Don't ignore the value of gate reviews to your BD process
- By Bill Scheessele
- Jun 15, 2012
Few business leaders consistently evaluate and review the quality of decision-making in their organizations. This is especially true in business development, even though gate reviews are set up to address this shortcoming. Gate reviews should be a key activity within any capture or business acquisition process. When utilized correctly these checks evaluate the risks, rewards and probability of a win from a company perspective. However, if not performed correctly, reviews tend to be a waste of time and an opportunity to consume the company Kool-Aid.
Many organizations fail to understand or value the importance of gate reviews. Some common errors are:
- Reviewing multiple gates simultaneously
- Decision-making based on flawed Intel or data
- Inability to balance a business case from both the company and client perspective
As reported in The New York Times, CIA intelligence breakdowns leading up to the war in Iraq forced a thorough overhaul of that agency’s decision-making processes. Many companies follow a similar, flawed approach, but do nothing to correct it.
As business development professionals, we are tasked on a daily basis to engage prospects to gather and validate human intelligence. This intelligence, when used correctly, should dramatically enhance decision-making.
But, from our experience, most companies rely on data and intelligence but don’t require human intelligence o drive their decision making. “Approval authorities” should be highly skeptical when presented with data and information if there isn’t human intelligence to validate it.
In the emerging government acquisition environment, it’s critical to begin your intelligence-gathering efforts early in the customer's buying cycle. Companies that value early prospect engagement task their business development personnel to connect with prospects early to understand their issues, needs and wants and discuss available solutions. These proactive companies will win more business than organizations that begin their reactive business development process after the request for proposals is released. One of our clients recently shared, “The opportunities you have today are the result of actions you took 18 months ago. Conversely, it takes 18 months to realize you have a problem.”

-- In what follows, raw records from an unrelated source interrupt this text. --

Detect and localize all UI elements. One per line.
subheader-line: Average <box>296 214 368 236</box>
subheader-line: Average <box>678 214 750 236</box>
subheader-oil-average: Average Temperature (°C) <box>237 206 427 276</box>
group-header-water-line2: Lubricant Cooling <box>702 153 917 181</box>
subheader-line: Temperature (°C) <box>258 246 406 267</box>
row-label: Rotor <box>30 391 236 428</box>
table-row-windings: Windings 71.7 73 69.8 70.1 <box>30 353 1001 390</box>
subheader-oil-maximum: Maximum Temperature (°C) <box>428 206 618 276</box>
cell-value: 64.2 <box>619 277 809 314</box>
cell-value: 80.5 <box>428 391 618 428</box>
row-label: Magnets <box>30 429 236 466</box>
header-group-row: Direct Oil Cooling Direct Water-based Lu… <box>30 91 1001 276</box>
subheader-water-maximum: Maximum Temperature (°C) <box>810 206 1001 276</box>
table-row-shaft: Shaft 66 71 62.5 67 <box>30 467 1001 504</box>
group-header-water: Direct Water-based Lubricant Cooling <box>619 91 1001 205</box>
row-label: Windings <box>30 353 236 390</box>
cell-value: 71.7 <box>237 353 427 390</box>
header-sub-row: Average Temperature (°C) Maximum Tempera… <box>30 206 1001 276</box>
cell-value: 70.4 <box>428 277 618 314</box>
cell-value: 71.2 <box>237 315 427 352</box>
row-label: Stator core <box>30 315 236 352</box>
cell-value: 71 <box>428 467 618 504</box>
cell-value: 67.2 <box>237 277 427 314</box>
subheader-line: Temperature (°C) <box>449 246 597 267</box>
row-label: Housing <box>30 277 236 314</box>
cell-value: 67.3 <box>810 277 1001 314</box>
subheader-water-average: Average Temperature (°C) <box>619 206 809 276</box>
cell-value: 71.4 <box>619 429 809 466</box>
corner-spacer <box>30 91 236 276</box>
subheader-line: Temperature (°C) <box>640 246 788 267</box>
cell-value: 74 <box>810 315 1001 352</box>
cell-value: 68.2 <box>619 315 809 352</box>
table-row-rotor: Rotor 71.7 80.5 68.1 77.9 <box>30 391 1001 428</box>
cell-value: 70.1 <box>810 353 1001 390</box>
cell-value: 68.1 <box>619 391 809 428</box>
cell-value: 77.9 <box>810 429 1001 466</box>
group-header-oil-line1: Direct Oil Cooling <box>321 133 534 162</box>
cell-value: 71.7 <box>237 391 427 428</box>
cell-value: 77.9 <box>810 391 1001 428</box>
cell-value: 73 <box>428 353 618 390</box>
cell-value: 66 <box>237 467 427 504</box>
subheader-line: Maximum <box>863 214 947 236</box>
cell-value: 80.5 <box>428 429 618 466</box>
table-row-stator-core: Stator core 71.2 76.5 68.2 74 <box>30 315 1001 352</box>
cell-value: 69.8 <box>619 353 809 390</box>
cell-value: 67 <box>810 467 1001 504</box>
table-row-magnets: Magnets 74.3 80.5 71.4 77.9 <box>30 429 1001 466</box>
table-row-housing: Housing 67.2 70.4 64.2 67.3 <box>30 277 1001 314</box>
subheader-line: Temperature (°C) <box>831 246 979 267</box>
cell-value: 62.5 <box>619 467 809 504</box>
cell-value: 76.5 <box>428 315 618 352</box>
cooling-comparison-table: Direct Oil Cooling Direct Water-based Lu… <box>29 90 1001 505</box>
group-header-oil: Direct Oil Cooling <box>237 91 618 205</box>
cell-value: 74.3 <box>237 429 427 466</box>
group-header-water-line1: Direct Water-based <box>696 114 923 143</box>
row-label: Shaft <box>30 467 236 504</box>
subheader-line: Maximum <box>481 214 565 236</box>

Frequently, gate review decisions are made with non-validated intelligence and gut feelings, leading to erroneous conclusions. If you can't validate the data being offered and you don't know firsthand what the prospect really needs, be very suspicious of the information being presented.
To correct this problem, find ways to quantify subjective information. Many conclusions are based on what we think, rather than what we know. Leaders tend to concentrate on only a couple of criteria when they make decisions. As a consequence, staff may become familiar with this bias and will spin-up information to fit the approach to decision making. To overcome this bias, establish review criteria and a scoring system to assist the approval authority” to focus on the areas that matter. Doing so will balance the evaluation of an opportunity across multiple criteria rather than just one or two specific areas.
Unfortunately, gate review decisions are rarely revisited. Adding a quantitative element to each review will assist with this re-examination. Taking a backward glance and identifying where things went wrong is crucial to establish lessons learned for all involved in business development. A small minority of companies have established a protocol to evaluate and hold people accountable for choices made during gate reviews. When an opportunity is lost, it's usually the “functional areas” which take the brunt of criticism with comments like, “the solution was not right or the price was too high.” Ideally, the real question to ask is, “Where did we go wrong, or more specifically, what intelligence or lack of it led us to the wrong decision?”
In his political treatise, The Prince, Niccolò Machiavelli wrote, “There are three kinds of intelligence: one kind understands things for itself, the other appreciates what others can understand, the third understands neither for itself nor through others. This first kind is excellent, the second good, and the third kind useless.”
Many companies rely on the second or third types of intelligence, because they either don’t know how or believe they don’t have the time to proactively seek the first kind. With gate reviews, don’t follow, but lead. Understand first hand from your prospects what their issues really are, and watch your win rates soar.